Слуги света, воины тьмы - Эрик Ниланд
Шрифт:
Интервал:
Закладка:
Корнелий положил на колени блокнот с расчетами.
— Их звезды расположены крайне обескураживающе. — Он кивнул Генри. — Еще необычнее, чем твои, боюсь.
— Звезды, — пробормотал Гилберт. — Никогда не понимал их. Что все это значит, старина?
— Это значит, что дети пребывают в равновесии, — объяснил Корнелий. — Научно выражаясь, они эквивалентны и способны склониться как в ту, так и в другую сторону. — Он порылся в кармане в поисках коробка спичек. — Для одного из семейств эти дети станут большим благодеянием.
— Тогда, может быть, — спросил Гилберт, — нам стоит использовать их?
— Если оружие так легко повернуть против тебя, — возразил Аарон, — лучше его уничтожить.
— Но не стоит ли для начала подумать о мирном договоре? — предложил Генри. — Если дети многое унаследовали от матери, то их нужно рассматривать как наших. Сенат должен принять закон…
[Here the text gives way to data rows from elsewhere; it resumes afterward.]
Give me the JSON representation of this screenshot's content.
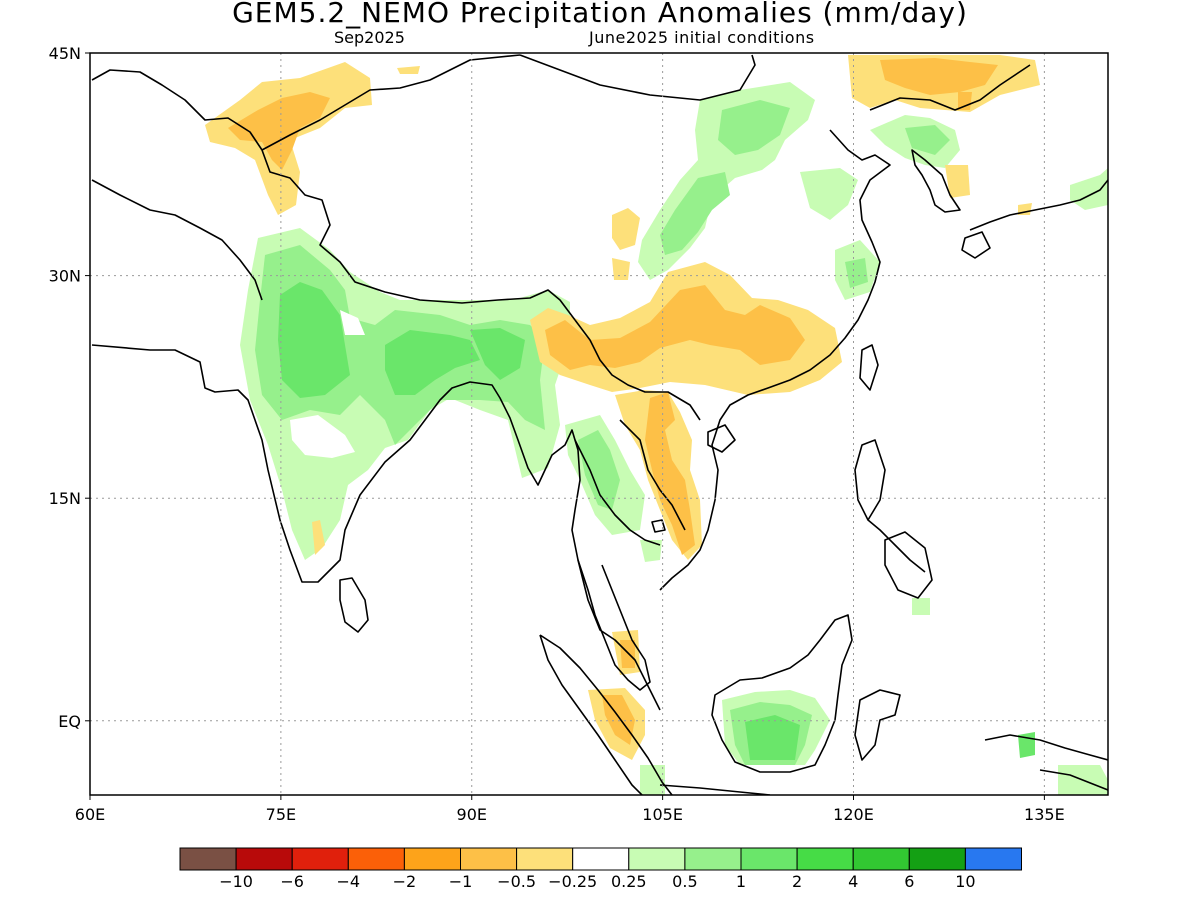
{
  "title": "GEM5.2_NEMO Precipitation Anomalies (mm/day)",
  "subtitle_left": "Sep2025",
  "subtitle_right": "June2025 initial conditions",
  "map": {
    "lon_range": [
      60,
      140
    ],
    "lat_range": [
      -5,
      45
    ],
    "grid": "dotted",
    "lon_ticks": [
      {
        "value": 60,
        "label": "60E"
      },
      {
        "value": 75,
        "label": "75E"
      },
      {
        "value": 90,
        "label": "90E"
      },
      {
        "value": 105,
        "label": "105E"
      },
      {
        "value": 120,
        "label": "120E"
      },
      {
        "value": 135,
        "label": "135E"
      }
    ],
    "lat_ticks": [
      {
        "value": 45,
        "label": "45N"
      },
      {
        "value": 30,
        "label": "30N"
      },
      {
        "value": 15,
        "label": "15N"
      },
      {
        "value": 0,
        "label": "EQ"
      }
    ]
  },
  "colors": {
    "l1": "#fde07a",
    "l2": "#fdc047",
    "l3": "#fda31a",
    "g1": "#c8fcb4",
    "g2": "#96f08c",
    "g3": "#6ae66a",
    "g4": "#46dc46"
  },
  "legend": {
    "colors": [
      "#7a5044",
      "#b80a0a",
      "#e0200c",
      "#fb6008",
      "#fda31a",
      "#fdc047",
      "#fde07a",
      "#ffffff",
      "#c8fcb4",
      "#96f08c",
      "#6ae66a",
      "#46dc46",
      "#32c832",
      "#14a014",
      "#2878f0"
    ],
    "labels": [
      "−10",
      "−6",
      "−4",
      "−2",
      "−1",
      "−0.5",
      "−0.25",
      "0.25",
      "0.5",
      "1",
      "2",
      "4",
      "6",
      "10"
    ]
  }
}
Он не договорил и посмотрел на Лючию.
Все это было театром. Одри чувствовала присутствие покровов предательства, многослойных вуалей, призванных скрыть истину. Но то, что сказал Аарон о происхождении детей, а Корнелий — о равновесии, она запомнила.
— А что, если они пошли не в мать и не в отца? — вмешалась Лючия. — Что, если они представляют собой некий гибрид, как предполагает Корнелий? Что, если они балансируют между двумя семействами? Какие у нас тогда правовые возможности? Одно семейство не может вмешиваться в дела другого. Таков закон.
— Наполовину — одно семейство, наполовину — другое, — задумчиво изрек Корнелий. — Лазейка?
— Эти двое могут открыть врата для другого семейства, — предположил Гилберт. — И те смогут использовать детей для того, чтобы вмешиваться в наши дела на законных основаниях. Возникнут новые альянсы, произойдет смена власти, может быть, даже разразится война.
— Им всегда только того и нужно было, что посеять между нами раздор, — добавил Аарон и посмотрел на Одри. — На карту поставлено гораздо больше, чем жизнь двоих детей.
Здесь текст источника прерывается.